CLAUDETTE: The scam of animal experimentation and the vivisection community has yet to be exposed in a big way from within the gay, lesbian or transgender community. Why do you think this is?

MIRHA-SOLEIL: I think it is the overall mass-scale exploitation and abuse of animals – not just animal experimentation – that has yet to be exposed in any way within queer communities. I learnt at an early age that it was a mistake to think of queer people, even the most politicised ones, as any more “revolutionary” or more likely to care about animals than anyone else. They can be just as self-centred and self-serving as any other group around. In addition to that, the gay community has been affected by AIDS and, outside of a few exceptions, supports animal-based research and multi-national pharmaceutical companies. For as long as they can be made to believe that it can help increase treatment options for their own asses, they really won’t give a shit about anyone else, especially not animals. And then you also have a small group that refers to itself as “the leather community” – another whiny bunch who think they look tough strutting around in their expensive designer fetish gears. Don’t let me get into that one!

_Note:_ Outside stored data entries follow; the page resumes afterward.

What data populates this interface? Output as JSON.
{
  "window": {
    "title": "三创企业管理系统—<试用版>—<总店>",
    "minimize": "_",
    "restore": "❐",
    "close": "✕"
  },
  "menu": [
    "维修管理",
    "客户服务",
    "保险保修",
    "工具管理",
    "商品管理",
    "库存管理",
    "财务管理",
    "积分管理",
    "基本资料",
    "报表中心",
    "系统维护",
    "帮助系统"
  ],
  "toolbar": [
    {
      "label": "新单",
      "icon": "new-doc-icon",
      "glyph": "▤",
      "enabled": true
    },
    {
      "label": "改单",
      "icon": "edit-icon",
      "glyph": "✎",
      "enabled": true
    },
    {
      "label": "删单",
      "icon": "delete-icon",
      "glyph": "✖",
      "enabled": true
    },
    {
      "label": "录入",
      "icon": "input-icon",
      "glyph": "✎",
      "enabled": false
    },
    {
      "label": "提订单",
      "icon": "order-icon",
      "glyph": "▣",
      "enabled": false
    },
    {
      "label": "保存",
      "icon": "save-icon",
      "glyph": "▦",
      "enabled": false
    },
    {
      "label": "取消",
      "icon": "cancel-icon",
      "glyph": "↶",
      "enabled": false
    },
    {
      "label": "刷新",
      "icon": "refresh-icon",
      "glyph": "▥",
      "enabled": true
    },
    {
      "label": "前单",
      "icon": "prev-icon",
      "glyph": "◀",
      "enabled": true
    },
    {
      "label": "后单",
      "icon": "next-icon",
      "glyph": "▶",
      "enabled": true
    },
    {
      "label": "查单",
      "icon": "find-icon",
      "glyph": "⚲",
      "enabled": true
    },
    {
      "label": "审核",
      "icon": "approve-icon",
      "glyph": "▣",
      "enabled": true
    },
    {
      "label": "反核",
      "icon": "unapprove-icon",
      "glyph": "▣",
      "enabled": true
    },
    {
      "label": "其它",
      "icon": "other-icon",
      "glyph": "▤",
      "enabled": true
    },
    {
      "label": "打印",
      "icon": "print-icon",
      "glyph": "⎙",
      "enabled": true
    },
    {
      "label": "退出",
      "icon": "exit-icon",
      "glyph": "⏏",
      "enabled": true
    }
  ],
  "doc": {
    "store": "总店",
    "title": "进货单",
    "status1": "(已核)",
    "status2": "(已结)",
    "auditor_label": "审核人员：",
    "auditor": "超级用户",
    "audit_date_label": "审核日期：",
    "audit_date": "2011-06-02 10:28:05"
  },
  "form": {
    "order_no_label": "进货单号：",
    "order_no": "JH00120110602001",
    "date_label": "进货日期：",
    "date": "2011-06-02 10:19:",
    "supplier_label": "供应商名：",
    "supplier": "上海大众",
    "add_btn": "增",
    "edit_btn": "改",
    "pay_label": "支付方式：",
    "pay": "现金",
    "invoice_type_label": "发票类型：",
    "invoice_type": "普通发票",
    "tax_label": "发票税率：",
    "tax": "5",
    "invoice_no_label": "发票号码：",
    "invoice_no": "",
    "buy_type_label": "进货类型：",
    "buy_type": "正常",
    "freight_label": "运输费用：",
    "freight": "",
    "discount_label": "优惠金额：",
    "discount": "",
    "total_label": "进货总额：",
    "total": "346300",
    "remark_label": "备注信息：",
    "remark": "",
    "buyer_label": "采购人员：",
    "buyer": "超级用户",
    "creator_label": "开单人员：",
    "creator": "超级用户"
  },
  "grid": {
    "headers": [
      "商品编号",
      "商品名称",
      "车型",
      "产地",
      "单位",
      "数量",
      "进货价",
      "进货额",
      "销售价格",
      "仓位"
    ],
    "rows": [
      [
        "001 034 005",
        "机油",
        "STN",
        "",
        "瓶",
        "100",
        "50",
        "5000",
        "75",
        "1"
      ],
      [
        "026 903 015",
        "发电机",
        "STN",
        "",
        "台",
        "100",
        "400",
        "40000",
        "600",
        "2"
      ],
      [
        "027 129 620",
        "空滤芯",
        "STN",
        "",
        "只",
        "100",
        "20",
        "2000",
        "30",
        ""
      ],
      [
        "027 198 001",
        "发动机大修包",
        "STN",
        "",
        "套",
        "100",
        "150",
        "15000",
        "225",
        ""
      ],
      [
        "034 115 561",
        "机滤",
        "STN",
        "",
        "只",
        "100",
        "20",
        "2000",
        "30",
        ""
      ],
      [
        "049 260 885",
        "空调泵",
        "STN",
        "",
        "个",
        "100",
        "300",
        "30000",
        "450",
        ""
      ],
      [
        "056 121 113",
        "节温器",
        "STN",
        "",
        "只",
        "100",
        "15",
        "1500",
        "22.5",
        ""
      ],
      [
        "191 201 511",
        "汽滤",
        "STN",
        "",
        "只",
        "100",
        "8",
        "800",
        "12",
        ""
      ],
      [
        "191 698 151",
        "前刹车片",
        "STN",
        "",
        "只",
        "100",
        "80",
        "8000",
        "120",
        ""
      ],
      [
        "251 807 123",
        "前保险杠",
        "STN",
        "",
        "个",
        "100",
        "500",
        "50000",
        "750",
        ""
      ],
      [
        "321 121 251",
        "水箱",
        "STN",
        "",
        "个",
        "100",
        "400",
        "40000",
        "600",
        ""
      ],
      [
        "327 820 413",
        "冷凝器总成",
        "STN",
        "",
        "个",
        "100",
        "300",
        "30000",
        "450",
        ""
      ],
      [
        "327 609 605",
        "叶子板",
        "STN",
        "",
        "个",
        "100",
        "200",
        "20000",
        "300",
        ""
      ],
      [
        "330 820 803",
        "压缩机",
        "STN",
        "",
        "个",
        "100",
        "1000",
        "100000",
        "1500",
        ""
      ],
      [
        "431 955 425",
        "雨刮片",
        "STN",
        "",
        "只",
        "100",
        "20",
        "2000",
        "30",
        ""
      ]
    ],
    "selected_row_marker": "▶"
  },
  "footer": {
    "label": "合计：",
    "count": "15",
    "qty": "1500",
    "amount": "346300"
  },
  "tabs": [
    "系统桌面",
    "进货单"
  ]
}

I grew up in a family of really masculine construction workers and none of them needed a leather jock-strap to feel male. Both of my grand-mothers could knock a man down in a flash and neither ever needed anything more than one fist to assert their power as women. So the whole queer leather scene with its grotesque clowns trying to have their taste for dead skin recognised as an “oppression” is nothing short of an elaborate and sick joke to me.

CLAUDETTE: You’ve dedicated a lot of energy trying to highlight the issue of queers’ unwillingness to fight for the rights of animals. Your activism is an extraordinary accomplishment. How did you arrive there?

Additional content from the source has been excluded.